Merkez Bankası’nın siyasi atamayla göreve getirilen yöneticilerinin döviz kurunun artmasını önlemek amacıyla uyguladığı politika nedeniyle, çok sayıda yerli işveren, yatırımlarını başka ülkelere kaydırmaktadır. Ülkemizdeki işsiz ve özellikle üniversite mezunu işsizlerin sayısı artarken, bu politikalar nedeniyle istihdam olanakları giderek azaltılmaktadır.

Emeklilerin, memurların, sözleşmeli personelin, işçilerin gerçek gelirlerinde hızlı bir düşme yaşanırken, toplumun küçük bir kesiminin gelirlerinin ve servetlerinin artması, toplumsal huzursuzluğun da artmasına neden olmakta, toplumsal barışı riske etmektedir. 

HEP-SEN, başta tüm sağlık emekçileri olmak üzere, tüm ücretlilerin, emeklilerin, işsizlerin ve bir bütün olarak ülkemizin sorunlarının çözümü için gereken adımların derhal atılmasını talep etmektedir.
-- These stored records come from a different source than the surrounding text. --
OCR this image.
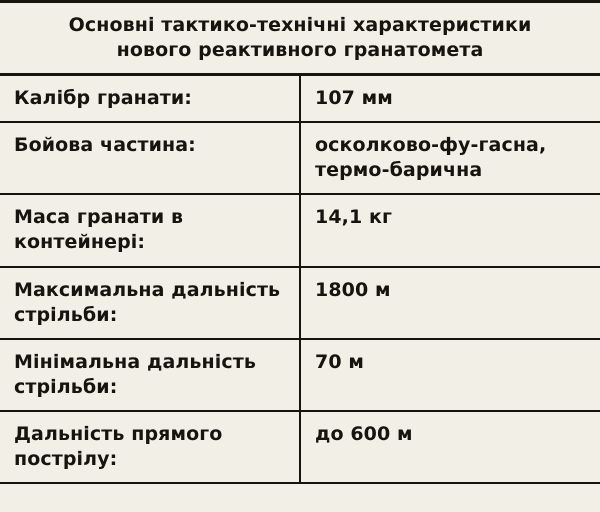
Основні тактико-технічні характеристики
нового реактивного гранатомета	

Калібр гранати:	107 мм
Бойова частина:	осколково-фу-гасна, термо-барична
Маса гранати в контейнері:	14,1 кг
Максимальна дальність стрільби:	1800 м
Мінімальна дальність стрільби:	70 м
Дальність прямого пострілу:	до 600 м
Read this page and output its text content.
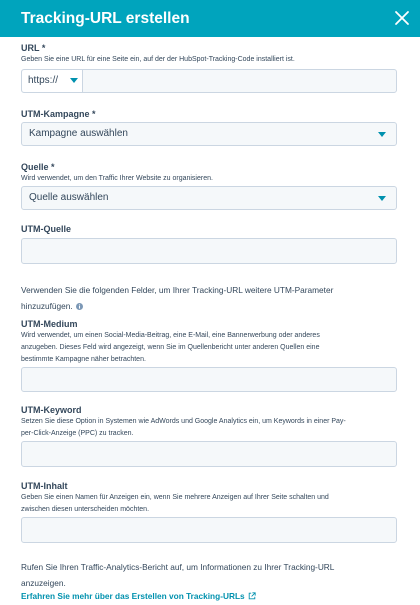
Tracking-URL erstellen
URL *
Geben Sie eine URL für eine Seite ein, auf der der HubSpot-Tracking-Code installiert ist.
https://
UTM-Kampagne *
Kampagne auswählen
Quelle *
Wird verwendet, um den Traffic Ihrer Website zu organisieren.
Quelle auswählen
UTM-Quelle
Verwenden Sie die folgenden Felder, um Ihrer Tracking-URL weitere UTM-Parameter
hinzuzufügen.
UTM-Medium
Wird verwendet, um einen Social-Media-Beitrag, eine E-Mail, eine Bannerwerbung oder anderes
anzugeben. Dieses Feld wird angezeigt, wenn Sie im Quellenbericht unter anderen Quellen eine
bestimmte Kampagne näher betrachten.
UTM-Keyword
Setzen Sie diese Option in Systemen wie AdWords und Google Analytics ein, um Keywords in einer Pay-
per-Click-Anzeige (PPC) zu tracken.
UTM-Inhalt
Geben Sie einen Namen für Anzeigen ein, wenn Sie mehrere Anzeigen auf Ihrer Seite schalten und
zwischen diesen unterscheiden möchten.
Rufen Sie Ihren Traffic-Analytics-Bericht auf, um Informationen zu Ihrer Tracking-URL
anzuzeigen.
Erfahren Sie mehr über das Erstellen von Tracking-URLs
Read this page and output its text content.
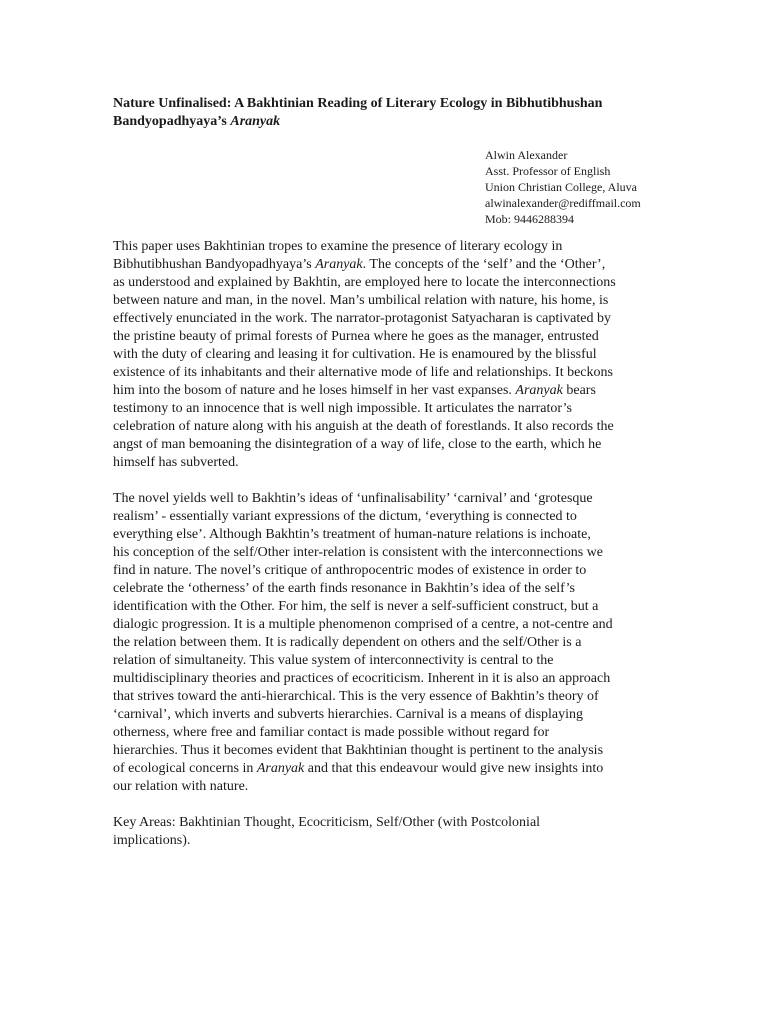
Nature Unfinalised: A Bakhtinian Reading of Literary Ecology in Bibhutibhushan
Bandyopadhyaya’s Aranyak
Alwin Alexander
Asst. Professor of English
Union Christian College, Aluva
alwinalexander@rediffmail.com
Mob: 9446288394

This paper uses Bakhtinian tropes to examine the presence of literary ecology in
Bibhutibhushan Bandyopadhyaya’s Aranyak. The concepts of the ‘self’ and the ‘Other’,
as understood and explained by Bakhtin, are employed here to locate the interconnections
between nature and man, in the novel. Man’s umbilical relation with nature, his home, is
effectively enunciated in the work. The narrator-protagonist Satyacharan is captivated by
the pristine beauty of primal forests of Purnea where he goes as the manager, entrusted
with the duty of clearing and leasing it for cultivation. He is enamoured by the blissful
existence of its inhabitants and their alternative mode of life and relationships. It beckons
him into the bosom of nature and he loses himself in her vast expanses. Aranyak bears
testimony to an innocence that is well nigh impossible. It articulates the narrator’s
celebration of nature along with his anguish at the death of forestlands. It also records the
angst of man bemoaning the disintegration of a way of life, close to the earth, which he
himself has subverted.

The novel yields well to Bakhtin’s ideas of ‘unfinalisability’ ‘carnival’ and ‘grotesque
realism’ - essentially variant expressions of the dictum, ‘everything is connected to
everything else’. Although Bakhtin’s treatment of human-nature relations is inchoate,
his conception of the self/Other inter-relation is consistent with the interconnections we
find in nature. The novel’s critique of anthropocentric modes of existence in order to
celebrate the ‘otherness’ of the earth finds resonance in Bakhtin’s idea of the self’s
identification with the Other. For him, the self is never a self-sufficient construct, but a
dialogic progression. It is a multiple phenomenon comprised of a centre, a not-centre and
the relation between them. It is radically dependent on others and the self/Other is a
relation of simultaneity. This value system of interconnectivity is central to the
multidisciplinary theories and practices of ecocriticism. Inherent in it is also an approach
that strives toward the anti-hierarchical. This is the very essence of Bakhtin’s theory of
‘carnival’, which inverts and subverts hierarchies. Carnival is a means of displaying
otherness, where free and familiar contact is made possible without regard for
hierarchies. Thus it becomes evident that Bakhtinian thought is pertinent to the analysis
of ecological concerns in Aranyak and that this endeavour would give new insights into
our relation with nature.

Key Areas: Bakhtinian Thought, Ecocriticism, Self/Other (with Postcolonial
implications).
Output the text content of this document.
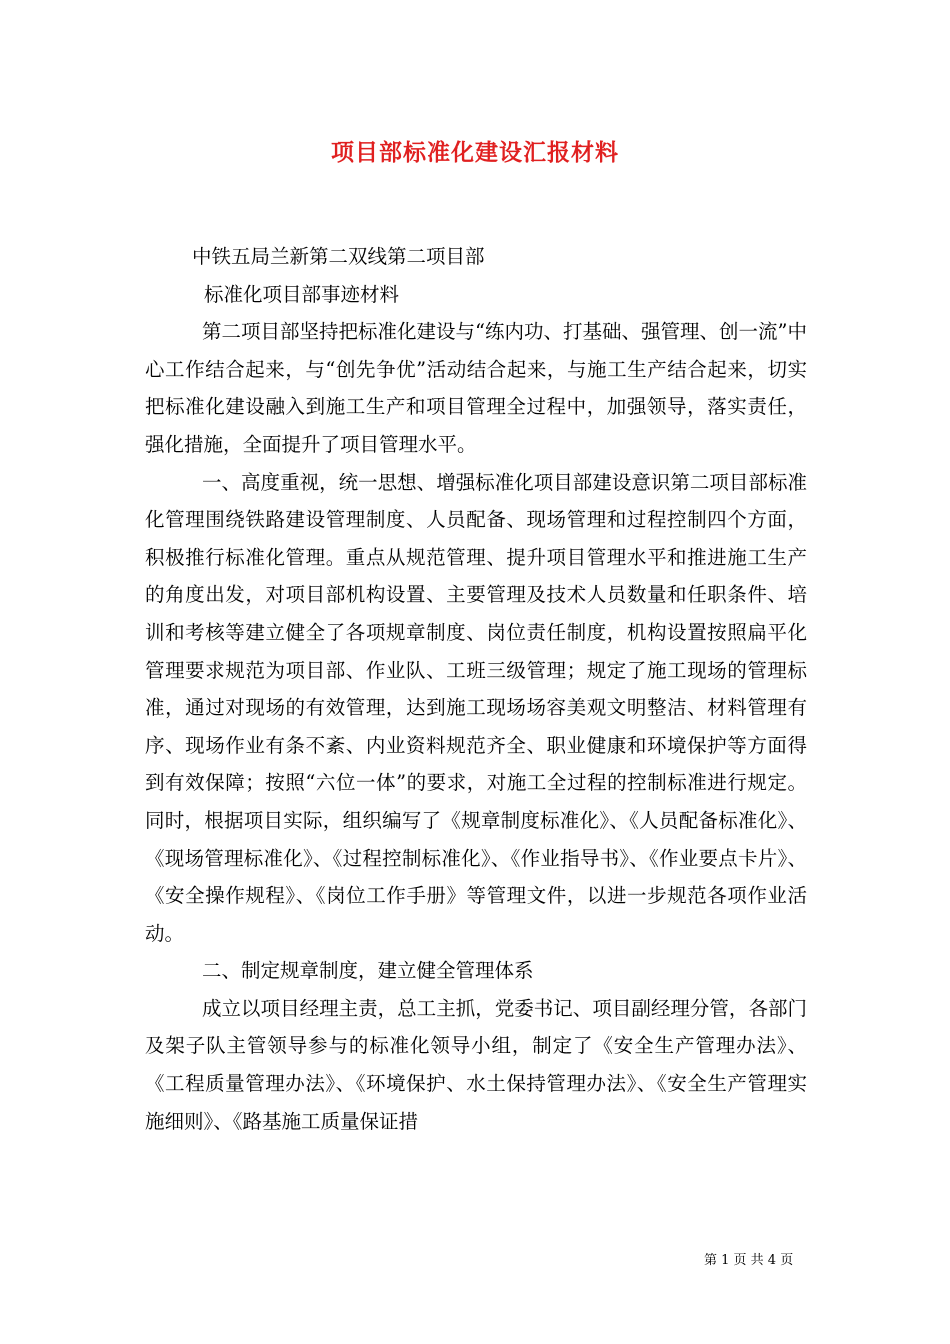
项目部标准化建设汇报材料

中铁五局兰新第二双线第二项目部

标准化项目部事迹材料

第二项目部坚持把标准化建设与“练内功、打基础、强管理、创一流”中心工作结合起来，与“创先争优”活动结合起来，与施工生产结合起来，切实把标准化建设融入到施工生产和项目管理全过程中，加强领导，落实责任，强化措施，全面提升了项目管理水平。

一、高度重视，统一思想、增强标准化项目部建设意识第二项目部标准化管理围绕铁路建设管理制度、人员配备、现场管理和过程控制四个方面，积极推行标准化管理。重点从规范管理、提升项目管理水平和推进施工生产的角度出发，对项目部机构设置、主要管理及技术人员数量和任职条件、培训和考核等建立健全了各项规章制度、岗位责任制度，机构设置按照扁平化管理要求规范为项目部、作业队、工班三级管理；规定了施工现场的管理标准，通过对现场的有效管理，达到施工现场场容美观文明整洁、材料管理有序、现场作业有条不紊、内业资料规范齐全、职业健康和环境保护等方面得到有效保障；按照“六位一体”的要求，对施工全过程的控制标准进行规定。同时，根据项目实际，组织编写了《规章制度标准化》、《人员配备标准化》、《现场管理标准化》、《过程控制标准化》、《作业指导书》、《作业要点卡片》、《安全操作规程》、《岗位工作手册》等管理文件，以进一步规范各项作业活动。

二、制定规章制度，建立健全管理体系

成立以项目经理主责，总工主抓，党委书记、项目副经理分管，各部门及架子队主管领导参与的标准化领导小组，制定了《安全生产管理办法》、《工程质量管理办法》、《环境保护、水土保持管理办法》、《安全生产管理实施细则》、《路基施工质量保证措

第 1 页 共 4 页
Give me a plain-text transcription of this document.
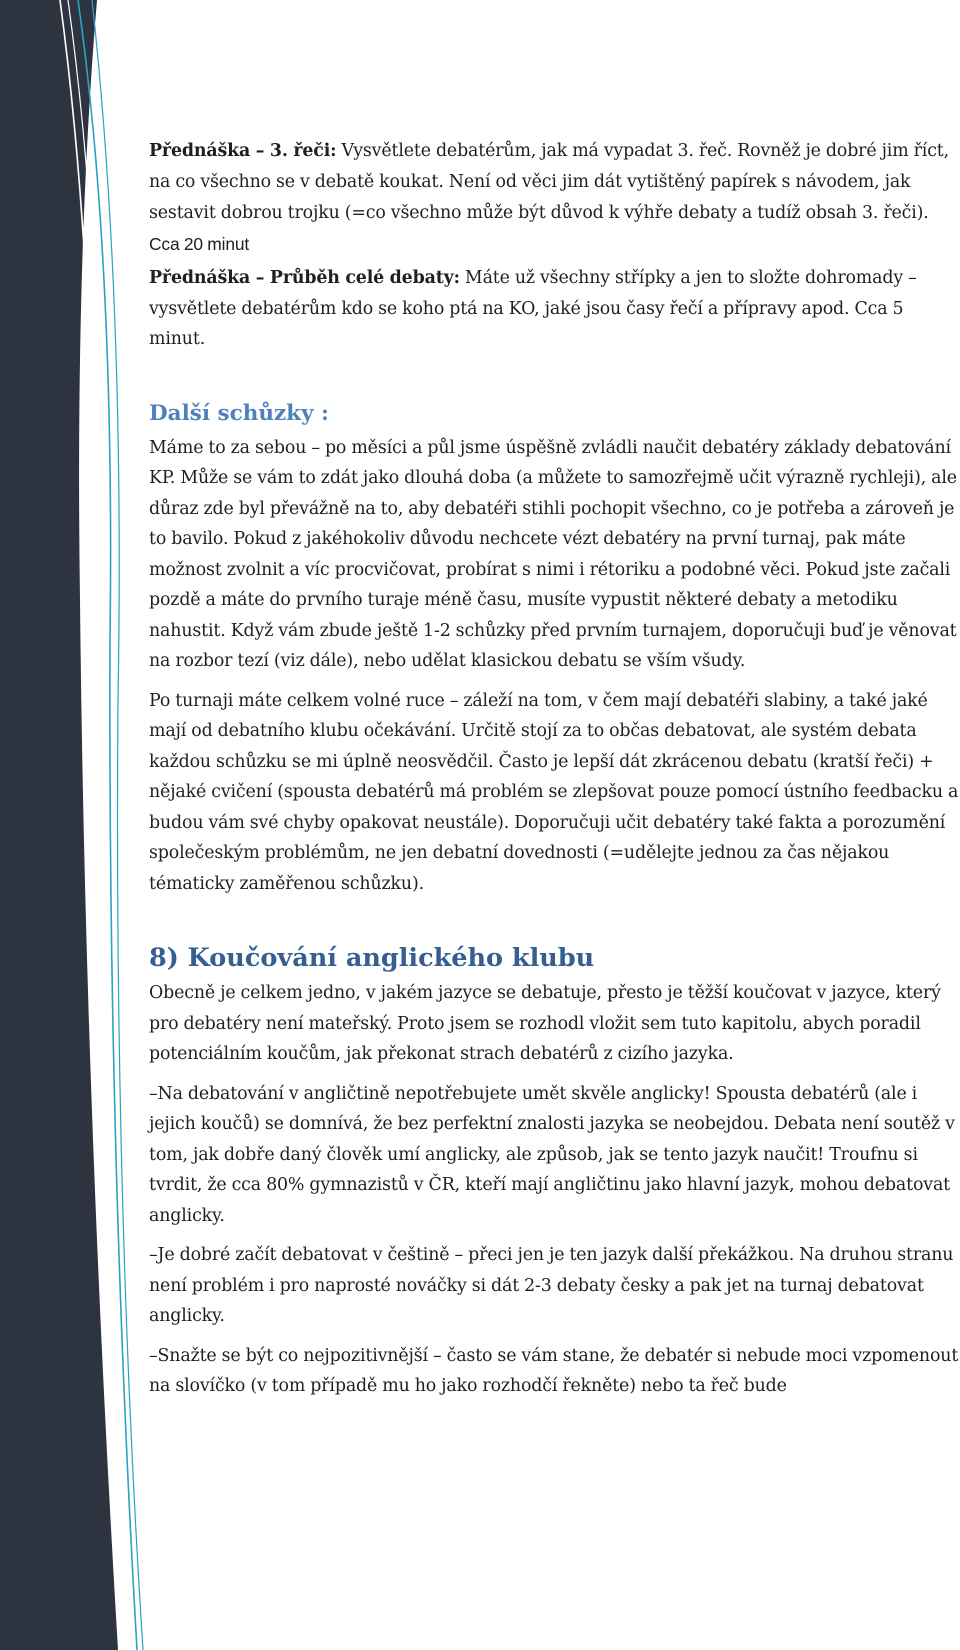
Přednáška – 3. řeči: Vysvětlete debatérům, jak má vypadat 3. řeč. Rovněž je dobré jim říct, na co všechno se v debatě koukat. Není od věci jim dát vytištěný papírek s návodem, jak sestavit dobrou trojku (=co všechno může být důvod k výhře debaty a tudíž obsah 3. řeči). Cca 20 minut

Přednáška – Průběh celé debaty: Máte už všechny střípky a jen to složte dohromady – vysvětlete debatérům kdo se koho ptá na KO, jaké jsou časy řečí a přípravy apod. Cca 5 minut.

Další schůzky :

Máme to za sebou – po měsíci a půl jsme úspěšně zvládli naučit debatéry základy debatování KP. Může se vám to zdát jako dlouhá doba (a můžete to samozřejmě učit výrazně rychleji), ale důraz zde byl převážně na to, aby debatéři stihli pochopit všechno, co je potřeba a zároveň je to bavilo. Pokud z jakéhokoliv důvodu nechcete vézt debatéry na první turnaj, pak máte možnost zvolnit a víc procvičovat, probírat s nimi i rétoriku a podobné věci. Pokud jste začali pozdě a máte do prvního turaje méně času, musíte vypustit některé debaty a metodiku nahustit. Když vám zbude ještě 1-2 schůzky před prvním turnajem, doporučuji buď je věnovat na rozbor tezí (viz dále), nebo udělat klasickou debatu se vším všudy.

Po turnaji máte celkem volné ruce – záleží na tom, v čem mají debatéři slabiny, a také jaké mají od debatního klubu očekávání. Určitě stojí za to občas debatovat, ale systém debata každou schůzku se mi úplně neosvědčil. Často je lepší dát zkrácenou debatu (kratší řeči) + nějaké cvičení (spousta debatérů má problém se zlepšovat pouze pomocí ústního feedbacku a budou vám své chyby opakovat neustále). Doporučuji učit debatéry také fakta a porozumění společeským problémům, ne jen debatní dovednosti (=udělejte jednou za čas nějakou tématicky zaměřenou schůzku).

8) Koučování anglického klubu

Obecně je celkem jedno, v jakém jazyce se debatuje, přesto je těžší koučovat v jazyce, který pro debatéry není mateřský. Proto jsem se rozhodl vložit sem tuto kapitolu, abych poradil potenciálním koučům, jak překonat strach debatérů z cizího jazyka.

–Na debatování v angličtině nepotřebujete umět skvěle anglicky! Spousta debatérů (ale i jejich koučů) se domnívá, že bez perfektní znalosti jazyka se neobejdou. Debata není soutěž v tom, jak dobře daný člověk umí anglicky, ale způsob, jak se tento jazyk naučit! Troufnu si tvrdit, že cca 80% gymnazistů v ČR, kteří mají angličtinu jako hlavní jazyk, mohou debatovat anglicky.

–Je dobré začít debatovat v češtině – přeci jen je ten jazyk další překážkou. Na druhou stranu není problém i pro naprosté nováčky si dát 2-3 debaty česky a pak jet na turnaj debatovat anglicky.

–Snažte se být co nejpozitivnější – často se vám stane, že debatér si nebude moci vzpomenout na slovíčko (v tom případě mu ho jako rozhodčí řekněte) nebo ta řeč bude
Siyasi istikrarın sağlanması ve demokratik hak ve özgürlüklerin kullanılmasının önüne engel çıkarılmaması da temel talebimizdir. 

Anayasal bir hukuk devleti olan ülkemizin her dönem olduğu gibi bugün de antidemokratik müdahaleleri ülkemize kaybettireceğini beyan eder, bir an önce istikrarın sağlanmasını umut ederiz.

Saygılarımızla.

Paylaş
Yükleniyor...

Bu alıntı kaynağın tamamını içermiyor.